“The identical spot,” smiled the professor. “You can still see the walls of the old Stadium where the games were held. Of course the greater part of it is in ruins after so long a time, but you can get a very good idea of the whole thing. It’s a beautiful spot and I don’t wonder the old Greeks went crazy over it.”
“Those fellows were ‘fresh-air fiends,’ all right,” said Tom. “You wouldn’t think they had any homes. Everything you read about seems to have happened in the streets or the market place or the gymnasium.”
“Yes,” returned the professor, “the Greeks were a nation of festivals. They lived out of doors, and their glorious climate made possible all sorts of open-air gatherings and recreations. Their love of beauty, as shown especially in the human form, found expression in the sports and exercises that developed the body to the fullest extent. They did not neglect the soul—Plato and Socrates and hosts of others bear testimony to that—but the body and its development were always uppermost in their thoughts. They honored their thinkers, but they worshipped their athletes. Physical exercises began almost in infancy and continued to extreme old age and the chief honors of the state were reserved for those who excelled in some form of bodily strength. Poets sang about them and statues were raised to them.”
“What games did they have?” asked Dick.
“Very much the same as ours,” was the answer. “There was a hippodrome for chariot racing, and if you boys remember the description in ‘Ben-Hur,’ you can imagine how exciting it was. Then there were foot races, at first a single lap around the course, but afterward developing into middle and long-distance running. Besides these were wrestling, leaping, discus-throwing, boxing and hurling the javelin.”

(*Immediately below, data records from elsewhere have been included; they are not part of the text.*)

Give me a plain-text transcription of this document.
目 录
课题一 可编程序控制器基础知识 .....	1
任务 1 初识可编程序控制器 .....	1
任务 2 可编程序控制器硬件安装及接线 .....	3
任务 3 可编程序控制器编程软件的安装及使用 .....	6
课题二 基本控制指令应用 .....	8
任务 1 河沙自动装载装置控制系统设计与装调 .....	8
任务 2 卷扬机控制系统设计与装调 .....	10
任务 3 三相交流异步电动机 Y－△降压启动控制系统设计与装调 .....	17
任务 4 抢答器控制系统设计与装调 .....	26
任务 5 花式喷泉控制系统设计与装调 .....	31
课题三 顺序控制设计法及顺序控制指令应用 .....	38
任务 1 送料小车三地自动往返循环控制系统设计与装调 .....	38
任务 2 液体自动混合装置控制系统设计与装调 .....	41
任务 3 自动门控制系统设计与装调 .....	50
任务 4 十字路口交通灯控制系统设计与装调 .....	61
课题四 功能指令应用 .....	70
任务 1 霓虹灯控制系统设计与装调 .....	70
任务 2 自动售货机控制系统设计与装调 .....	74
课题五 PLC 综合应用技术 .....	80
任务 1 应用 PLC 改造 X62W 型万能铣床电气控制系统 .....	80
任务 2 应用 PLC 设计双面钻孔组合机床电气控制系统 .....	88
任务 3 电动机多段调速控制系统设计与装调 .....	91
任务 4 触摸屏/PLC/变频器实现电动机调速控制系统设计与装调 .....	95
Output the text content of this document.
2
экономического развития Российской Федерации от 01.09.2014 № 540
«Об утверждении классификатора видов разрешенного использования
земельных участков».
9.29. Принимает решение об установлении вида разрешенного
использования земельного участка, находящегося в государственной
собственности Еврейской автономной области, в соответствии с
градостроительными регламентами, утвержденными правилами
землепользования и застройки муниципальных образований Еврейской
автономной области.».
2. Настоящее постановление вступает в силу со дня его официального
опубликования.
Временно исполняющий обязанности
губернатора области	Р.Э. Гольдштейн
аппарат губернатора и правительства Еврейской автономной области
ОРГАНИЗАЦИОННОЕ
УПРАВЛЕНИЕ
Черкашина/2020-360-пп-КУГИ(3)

“There’s one thing I like about them,” said Bert. “They weren’t bloodthirsty, like the Romans.”
“No, we must give them credit for that. There were no better fighters in the world. But the infliction of wanton cruelty, the shedding of blood needlessly, the gloating over human suffering, was wholly repulsive to the Greeks. Perhaps they hated it, not because it was wicked, but because it was ugly. Rome wallowed in wounds and blood. It shouted with delight as gladiators hewed and hacked each other and wild beasts tore women and children to pieces. Its horrible thirst was never slaked and its appetite grew by what it fed upon. The Coliseum with its sickening sights could never have existed in Greece. The Romans developed the brute in man; the Greeks developed the god.”
“I suppose they had to train pretty hard for the games,” mused Bert, as he thought of the iron rule of Reddy.
“They certainly did,” laughed the professor. “You fellows think you have to work hard, but they worked harder. Why, they had to train steadily for ten months before they entered for any event. Then, too, they had to walk pretty straight. Before the games, a herald challenged all who might know of any wrong thing a competitor had done to stand forth and declare it openly. So that when a man came out winner, he had a certificate of character as well as skill.”